In this RFC, we have a miniature form of the above, where we have a
shared memory area and the scheduler callback is basically
sched_setscheduler. But it could be made very generic as part of ABI
design. For out-of-band schedulers, this call back could be setup by
sched_ext, a userland scheduler and any similar out-of-band scheduler.

I agree, getting a consensus and approval is non-trivial. IMHO, this
use case is compelling for such an ABI because out-of-band schedulers
might not give the desired results for low-end devices.

> > Having a formal paravirt scheduling ABI is something we would want to
> > pursue (as I mentioned in the cover letter) and this could help not
> > only with latencies, but optimal task placement for efficiency, power
> > utilization etc. kvm's role could be to set the stage and share
> > information with minimum delay and less resource overhead.
>
> Making KVM middle-man is most definitely not going to provide minimum delay or
> overhead. Minimum delay would be the guest directly communicating with the host
> scheduler. I get that convincing the sched folks to add a bunch of paravirt
> stuff is a tall order (for very good reason), but that's exactly why I Cc'd the
> sched_ext folks.
>
As mentioned above, guest directly talking to host scheduler without
involving kvm would mean an out-of-band scheduler and the
effectiveness depends on how fast the scheduler gets to run. In lowend
compute devices, that would pose a challenge. In such scenarios, kvm
seems to be a better option to provide minimum delay and cpu overhead.

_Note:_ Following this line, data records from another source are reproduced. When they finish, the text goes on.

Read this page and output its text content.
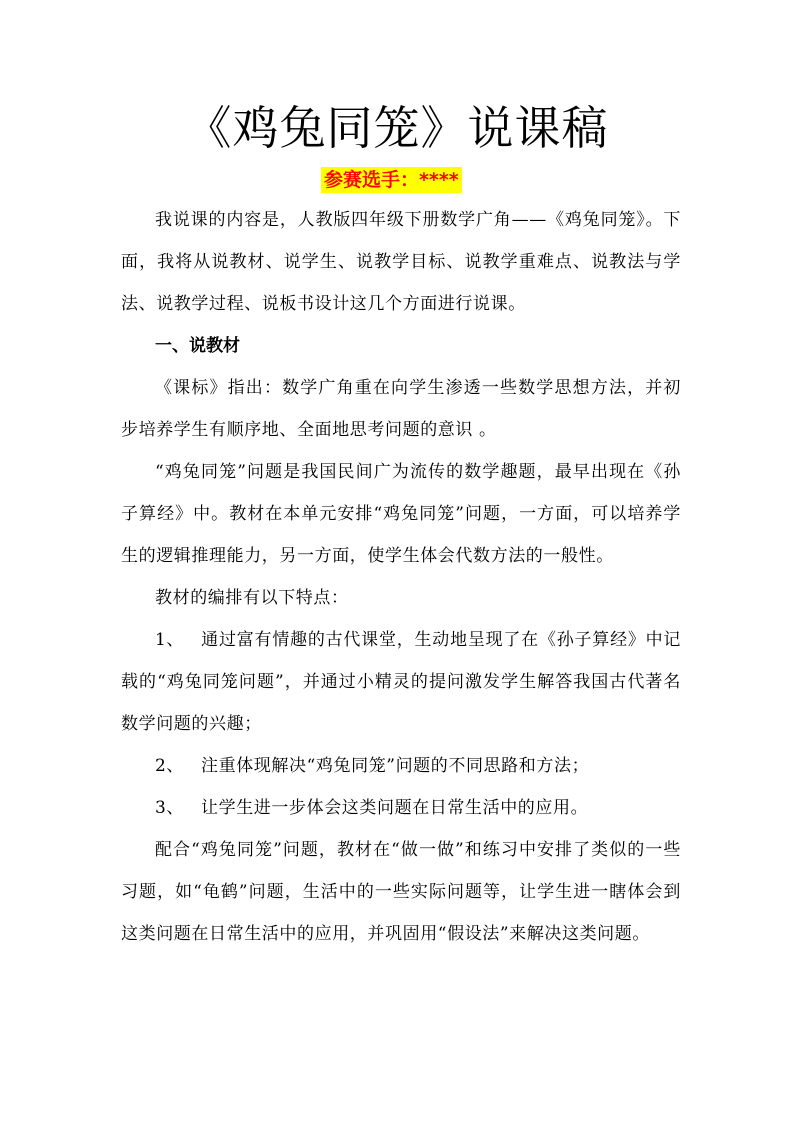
《鸡兔同笼》说课稿
参赛选手：****

我说课的内容是，人教版四年级下册数学广角——《鸡兔同笼》。下面，我将从说教材、说学生、说教学目标、说教学重难点、说教法与学法、说教学过程、说板书设计这几个方面进行说课。

一、说教材

《课标》指出：数学广角重在向学生渗透一些数学思想方法，并初步培养学生有顺序地、全面地思考问题的意识 。

“鸡兔同笼”问题是我国民间广为流传的数学趣题，最早出现在《孙子算经》中。教材在本单元安排“鸡兔同笼”问题，一方面，可以培养学生的逻辑推理能力，另一方面，使学生体会代数方法的一般性。

教材的编排有以下特点：

1、 通过富有情趣的古代课堂，生动地呈现了在《孙子算经》中记载的“鸡兔同笼问题”，并通过小精灵的提问激发学生解答我国古代著名数学问题的兴趣；

2、 注重体现解决“鸡兔同笼”问题的不同思路和方法；

3、 让学生进一步体会这类问题在日常生活中的应用。

配合“鸡兔同笼”问题，教材在“做一做”和练习中安排了类似的一些习题，如“龟鹤”问题，生活中的一些实际问题等，让学生进一瞎体会到这类问题在日常生活中的应用，并巩固用“假设法”来解决这类问题。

Sorry for not being clear in the cover letter, the goal is to have a
minimal latency and overhead framework that would work for low-end
devices as well where we have constrained cpu capacity. A design with
focus on the constraints of systems with not enough compute capacity
to spare, but caters to generic use cases as well is what we are
striving for. This would be useful for cloud providers whose offerings
are mostly over-committed VMs and we have seen interest from such
crowd.

Thanks,
Vineeth